The leak to the Daily Mail
We still do not know who leaked this figure to the Daily Mail. Bill Cash was asked directly about this by the BBC and said that he would not talk about it. The figures appeared with quotes from Bill Cash and from Julie Bailey.
Promotion of the figures
Whoever chose to put these figures into the public arena, they have been heavily used by the press, the Conservative party (including David Cameron, and Andrew Lansley)  and the Pressure group.
Why the numbers changed
One of the mysterious facts about these figures only became clear to me through the evidence of Professor Jarman and Roger Taylor.  The Hospital had been expecting their HSMR figure to come out as 114, when in fact the 2007 figures it came out as 127. This was a huge shock to them. There are two explanations for this, as Brian Jarman made clear.
The base line for HSMR shifts. The general trend is downwards, and so hospitals are “re-benchmarked” each year. To do this they have to get returns in and Stafford failed to do this. The other big element was that a new code for Palliative Care had been brought in, and that this had entirely escaped the notice of the people struggling with the coding in Stafford.  They had not used the palliative care core, but lots of other hospitals had, so there was a major shift occurring at this point. The 2007 League table quickly highlighted this problem and brought about action to recode cases.
The Palliative care recoding first pass
What really exited the press from the Professor Jarman evidence is that he clearly took the view that a group of hospitals in West Mids, under the guidance of the SHA had set out to game his system by recoding loads of people as palliative care. So we have again had lurid headlines involving many thousands of deaths!  
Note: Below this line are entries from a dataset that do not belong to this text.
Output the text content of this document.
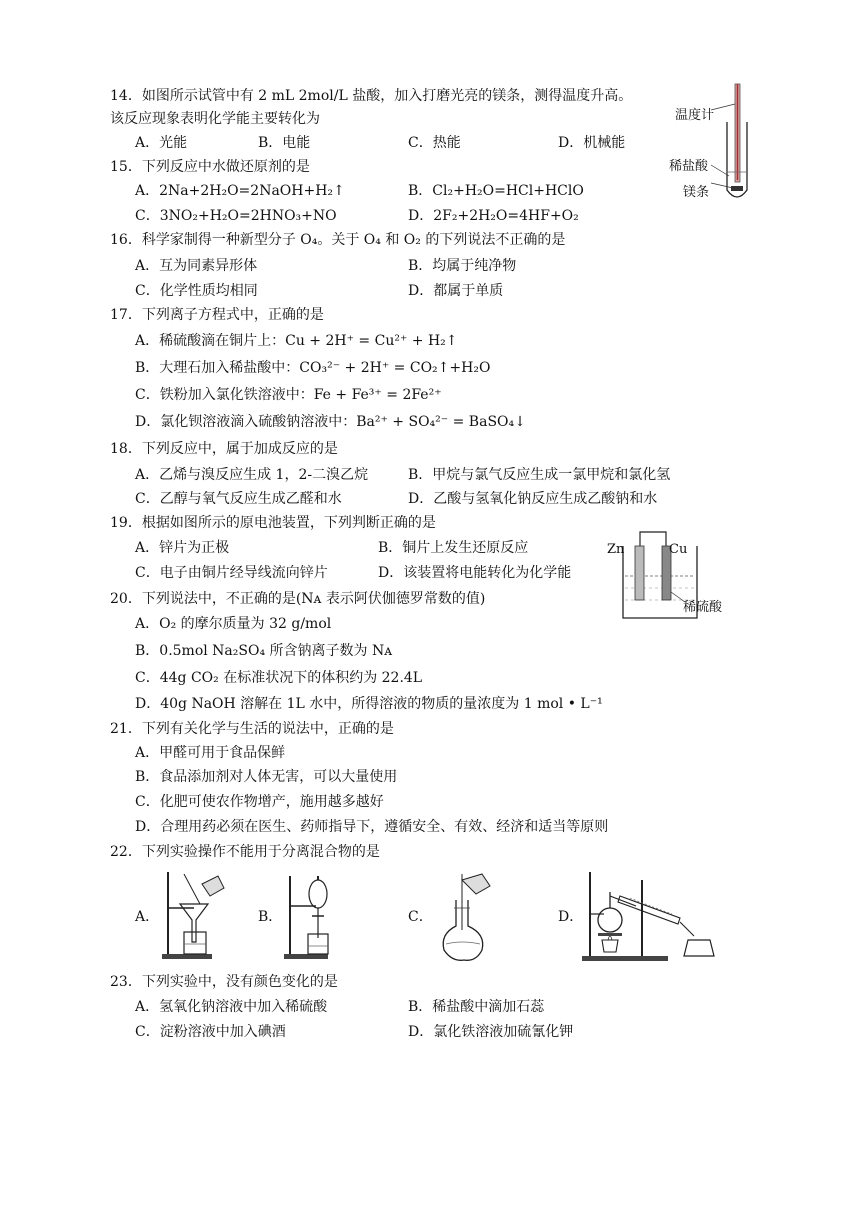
14．如图所示试管中有 2 mL 2mol/L 盐酸，加入打磨光亮的镁条，测得温度升高。
该反应现象表明化学能主要转化为
A．光能	B．电能	C．热能	D．机械能
温度计
稀盐酸
镁条
15．下列反应中水做还原剂的是
A．2Na+2H₂O=2NaOH+H₂↑	B．Cl₂+H₂O=HCl+HClO
C．3NO₂+H₂O=2HNO₃+NO	D．2F₂+2H₂O=4HF+O₂
16．科学家制得一种新型分子 O₄。关于 O₄ 和 O₂ 的下列说法不正确的是
A．互为同素异形体	B．均属于纯净物
C．化学性质均相同	D．都属于单质
17．下列离子方程式中，正确的是
A．稀硫酸滴在铜片上：Cu + 2H⁺ = Cu²⁺ + H₂↑
B．大理石加入稀盐酸中：CO₃²⁻ + 2H⁺ = CO₂↑+H₂O
C．铁粉加入氯化铁溶液中：Fe + Fe³⁺ = 2Fe²⁺
D．氯化钡溶液滴入硫酸钠溶液中：Ba²⁺ + SO₄²⁻ = BaSO₄↓
18．下列反应中，属于加成反应的是
A．乙烯与溴反应生成 1，2-二溴乙烷	B．甲烷与氯气反应生成一氯甲烷和氯化氢
C．乙醇与氧气反应生成乙醛和水	D．乙酸与氢氧化钠反应生成乙酸钠和水
19．根据如图所示的原电池装置，下列判断正确的是
A．锌片为正极	B．铜片上发生还原反应
C．电子由铜片经导线流向锌片	D．该装置将电能转化为化学能
Zn	Cu
稀硫酸
20．下列说法中，不正确的是(Nᴀ 表示阿伏伽德罗常数的值)
A．O₂ 的摩尔质量为 32 g/mol
B．0.5mol Na₂SO₄ 所含钠离子数为 Nᴀ
C．44g CO₂ 在标准状况下的体积约为 22.4L
D．40g NaOH 溶解在 1L 水中，所得溶液的物质的量浓度为 1 mol • L⁻¹
21．下列有关化学与生活的说法中，正确的是
A．甲醛可用于食品保鲜
B．食品添加剂对人体无害，可以大量使用
C．化肥可使农作物增产，施用越多越好
D．合理用药必须在医生、药师指导下，遵循安全、有效、经济和适当等原则
22．下列实验操作不能用于分离混合物的是
A．	B．	C．	D．
23．下列实验中，没有颜色变化的是
A．氢氧化钠溶液中加入稀硫酸	B．稀盐酸中滴加石蕊
C．淀粉溶液中加入碘酒	D．氯化铁溶液加硫氰化钾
Roger Taylors evidence under careful questioning has I think helped us to get to the bottom of this. I am sure that there was a concerted action to get the coding sorted out. I think that the hospitals will have taken the immediate action of switching primary codes. This was sometimes the wrong thing to do. It certainly made an impressive graph!
Getting the coding right
Once the understanding of the system improved then I think what happened is that the hospitals recoded again, doing it the hard but right way in entering all the co-morbidities to give a balanced view of the health of the patients.
David Stone
David Stone was acting Chair after March 2009. He gave evidence to the Health scrutiny committee indicating that the coding at that time was robust – with an HSMR of 88 at that time. with the implication that it may not have been previously.
The 80% miscoding and Roger Taylors surprise.
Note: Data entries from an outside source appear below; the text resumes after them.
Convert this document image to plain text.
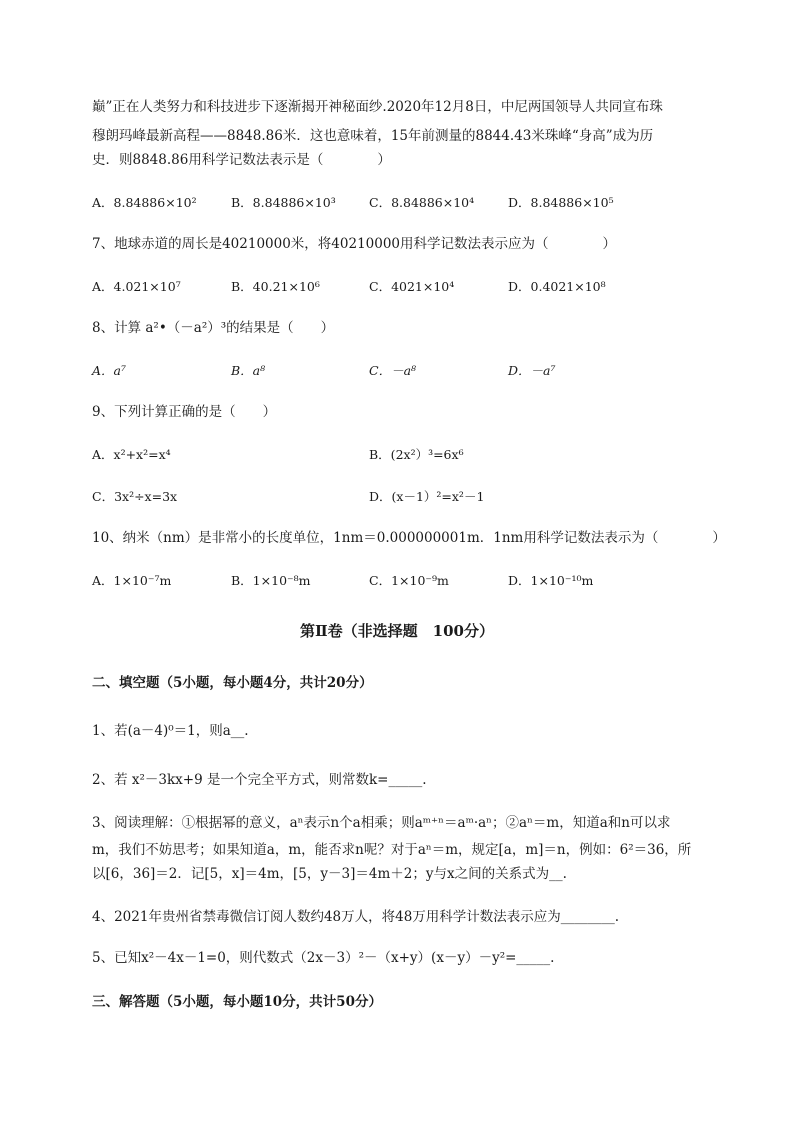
巅”正在人类努力和科技进步下逐渐揭开神秘面纱.2020年12月8日，中尼两国领导人共同宣布珠
穆朗玛峰最新高程——8848.86米．这也意味着，15年前测量的8844.43米珠峰“身高”成为历
史．则8848.86用科学记数法表示是（　　　　）
A．8.84886×10²	B．8.84886×10³	C．8.84886×10⁴	D．8.84886×10⁵
7、地球赤道的周长是40210000米，将40210000用科学记数法表示应为（　　　　）
A．4.021×10⁷	B．40.21×10⁶	C．4021×10⁴	D．0.4021×10⁸
8、计算 a²•（－a²）³的结果是（　　）
A．a⁷	B．a⁸	C．－a⁸	D．－a⁷
9、下列计算正确的是（　　）
A．x²+x²=x⁴	B．(2x²）³=6x⁶
C．3x²÷x=3x	D．(x－1）²=x²－1
10、纳米（nm）是非常小的长度单位，1nm＝0.000000001m．1nm用科学记数法表示为（　　　　）
A．1×10⁻⁷m	B．1×10⁻⁸m	C．1×10⁻⁹m	D．1×10⁻¹⁰m
第Ⅱ卷（非选择题　100分）
二、填空题（5小题，每小题4分，共计20分）
1、若(a－4)⁰＝1，则a__.
2、若 x²－3kx+9 是一个完全平方式，则常数k=_____.
3、阅读理解：①根据幂的意义，aⁿ表示n个a相乘；则aᵐ⁺ⁿ＝aᵐ·aⁿ；②aⁿ＝m，知道a和n可以求
m，我们不妨思考；如果知道a，m，能否求n呢？对于aⁿ＝m，规定[a，m]＝n，例如：6²＝36，所
以[6，36]＝2．记[5，x]＝4m，[5，y－3]＝4m＋2；y与x之间的关系式为__.
4、2021年贵州省禁毒微信订阅人数约48万人，将48万用科学计数法表示应为________.
5、已知x²－4x－1=0，则代数式（2x－3）²－（x+y）(x－y）－y²=_____.
三、解答题（5小题，每小题10分，共计50分）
What made a real impression on me was that Roger Taylor gave the bulk of his evidence with the conviction that though there were some real areas where the HSMR figure could be a little misleading, that there was no way that it could be very far out. He is used to thinking that everyone always says “it’s the coding”.
He was visibly shaken by the idea that the coding could be 80% wrong and clearly thought that if this was the case then the admin must be pretty chaotic. I could see him thinking  (of course this is just my impression) if the coding is really out by that much then the implications would be major!
Today I spotted a tweet about the Titanic being designed by professionals.  I think that the HSMR system is designed by very clever professionals and is an elegant system capable of being really helpful to the NHS. I think it is also vulnerable to being holed under the water line as comprehensively as it was by the unique series of events in Stafford.
I hope that if anyone from DFI gets to read this that they will think about this.
After looking very closely at this issue for three years, I think it is the coding!